Сидевший рядом бородатый мужчина ударил кулаком по стойке, опрокинув чашку Кауфмана.
- Дерьмо! - выругался он.
Кауфман отодвинулся от растекшегося кофе.
- Дерьмо, - повторил мужчина.
- Ничего страшного, - сказал Кауфман. Он презрительно взглянул на соседа. Неуклюжий бородач достал носовой платок и теперь пытался вытереть кофейную лужицу, еще больше размазывая ее по стойке.
Кауфман поймал себя на мысли о том, насколько этот неотесанный субъект был способен убить кого-нибудь. Был ли в его цветущем лице или в маленьких глазках какой-нибудь знак, выдающий истинную натуру их владельца?
Мужчина снова заговорил:
- Заказать другую?
Кауфман кивнул.
- Кофе. Одну порцию. Без сахара, - сказал субъект девушке за стойкой.
Та подняла голову над грилем, с которого счищала застывший жир:
- Мм?
- Кофе. Ты что, глухая?
Мужчина повернулся к Кауфману.
- Глухая, - ухмыльнувшись, объявил он. Кауфман заметил, что у него не хватало трех зубов в нижней части рта.
- Неприятно, а?
Что он имел в виду? Пролитый кофе? Отсутствие зубов?
- Сразу трое. Ловко сработано.
Кауфман еще раз кивнул.
- Поневоле призадумаешься, - добавил сосед.
- Еще бы.
- Сдается мне, нам хотят запудрить мозги, а? Они знают, кто это сделал.
Бестолковость разговора начала досаждать Кауфману. Он снял очки и положил их в футляр. Бородатое лицо больше не было так отчетливо назойливым. Стало немного легче.

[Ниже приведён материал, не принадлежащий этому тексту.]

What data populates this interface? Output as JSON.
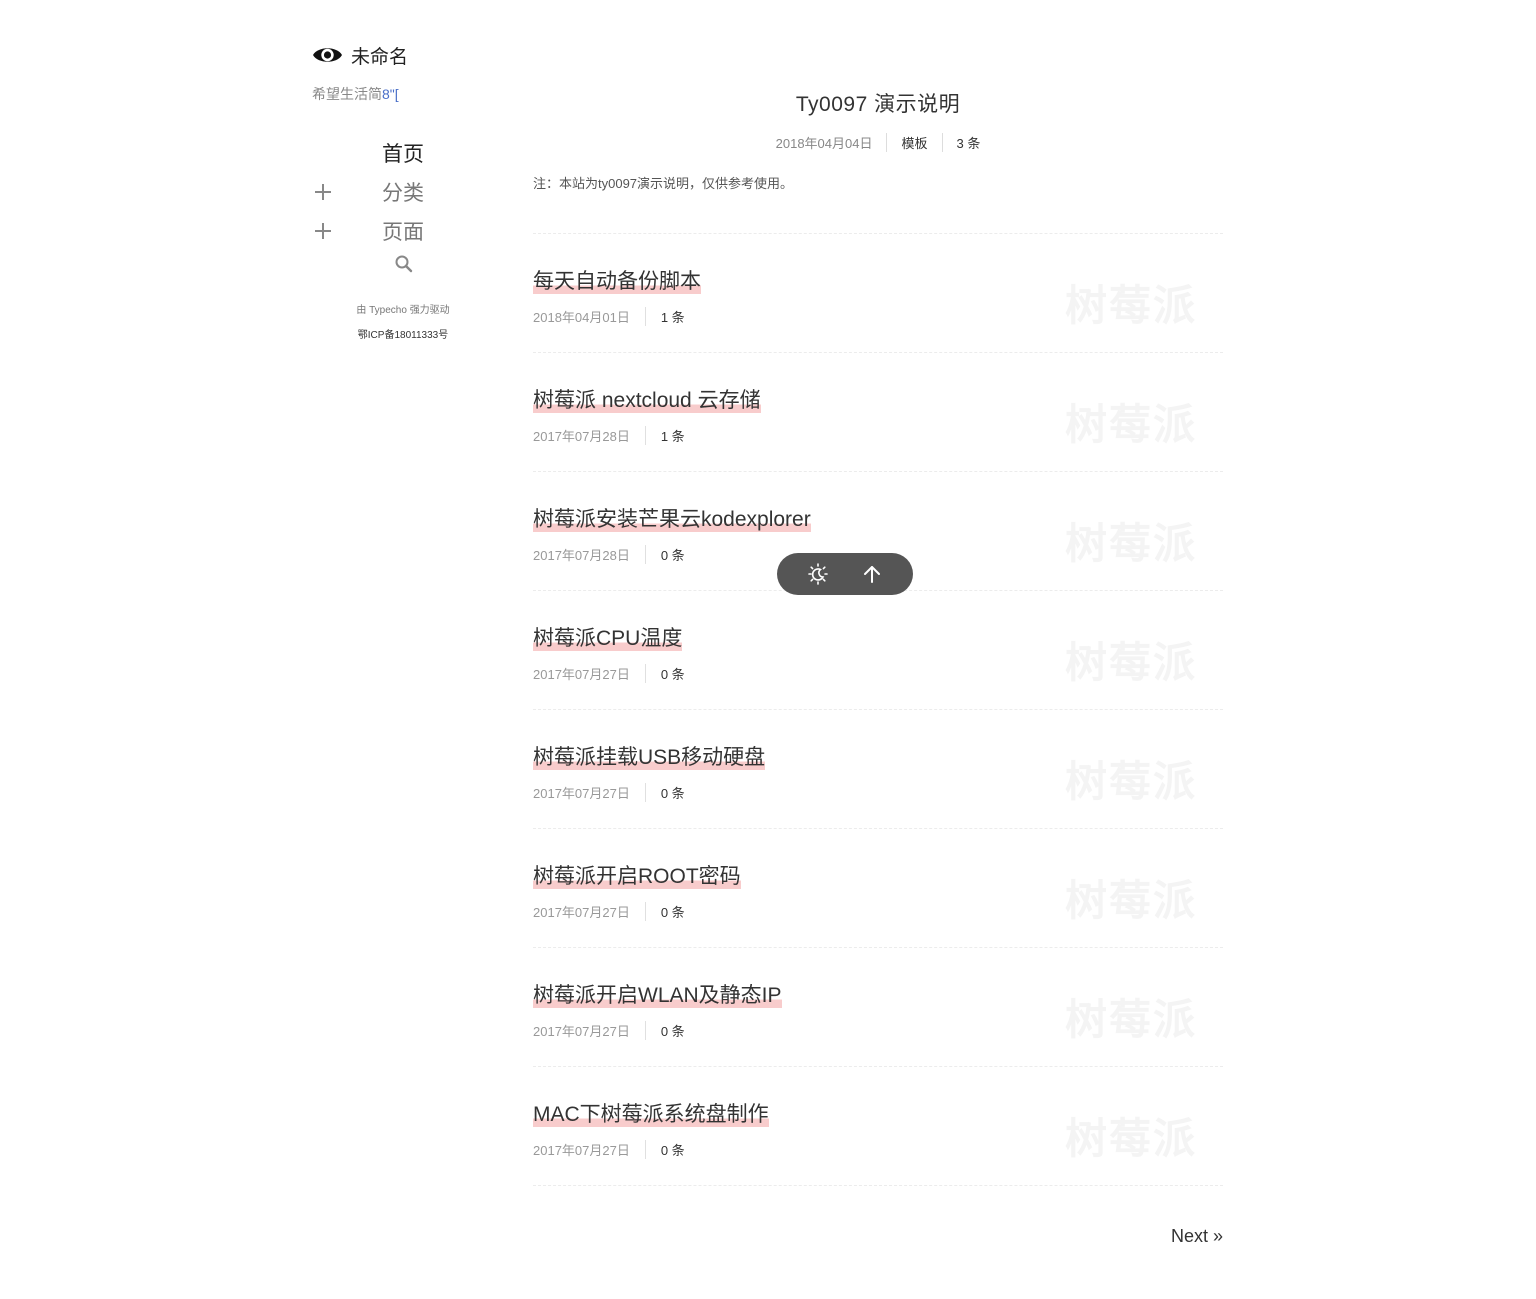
{
  "site": {
    "name": "未命名",
    "tagline": "希望生活简",
    "tagline_suffix": "8\"["
  },
  "nav": {
    "items": [
      {
        "label": "首页",
        "active": true,
        "expandable": false
      },
      {
        "label": "分类",
        "active": false,
        "expandable": true
      },
      {
        "label": "页面",
        "active": false,
        "expandable": true
      }
    ],
    "search_icon": "search-icon"
  },
  "footer": {
    "powered_prefix": "由",
    "powered_brand": "Typecho",
    "powered_suffix": "强力驱动",
    "icp": "鄂ICP备18011333号"
  },
  "pinned_post": {
    "title": "Ty0097 演示说明",
    "date": "2018年04月04日",
    "category": "模板",
    "comments": "3 条",
    "note": "注：本站为ty0097演示说明，仅供参考使用。"
  },
  "posts": [
    {
      "title": "每天自动备份脚本",
      "date": "2018年04月01日",
      "comments": "1 条",
      "watermark": "树莓派"
    },
    {
      "title": "树莓派 nextcloud 云存储",
      "date": "2017年07月28日",
      "comments": "1 条",
      "watermark": "树莓派"
    },
    {
      "title": "树莓派安装芒果云kodexplorer",
      "date": "2017年07月28日",
      "comments": "0 条",
      "watermark": "树莓派"
    },
    {
      "title": "树莓派CPU温度",
      "date": "2017年07月27日",
      "comments": "0 条",
      "watermark": "树莓派"
    },
    {
      "title": "树莓派挂载USB移动硬盘",
      "date": "2017年07月27日",
      "comments": "0 条",
      "watermark": "树莓派"
    },
    {
      "title": "树莓派开启ROOT密码",
      "date": "2017年07月27日",
      "comments": "0 条",
      "watermark": "树莓派"
    },
    {
      "title": "树莓派开启WLAN及静态IP",
      "date": "2017年07月27日",
      "comments": "0 条",
      "watermark": "树莓派"
    },
    {
      "title": "MAC下树莓派系统盘制作",
      "date": "2017年07月27日",
      "comments": "0 条",
      "watermark": "树莓派"
    }
  ],
  "pagination": {
    "next_label": "Next »"
  },
  "float_bar": {
    "theme_icon": "sun-moon-icon",
    "top_icon": "arrow-up-icon"
  },
  "colors": {
    "title_highlight": "#f8cccc",
    "float_bar_bg": "#555555",
    "tagline_accent": "#4a6fc8"
  }
}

- Ублюдки, - продолжал бородач, - паршивые ублюдки, все они. Ручаюсь чем угодно, они хотят запудрить нам мозги.
- Зачем?
- У них есть улики, - просто они скрывают их. Держат нас за слепых. Так люди не поступают.
Кауфман понял. Некая теория всеобщей конспирации, вот что проповедовал этот субъект. Панацея на все случаи жизни, он был хорошо знаком с ней.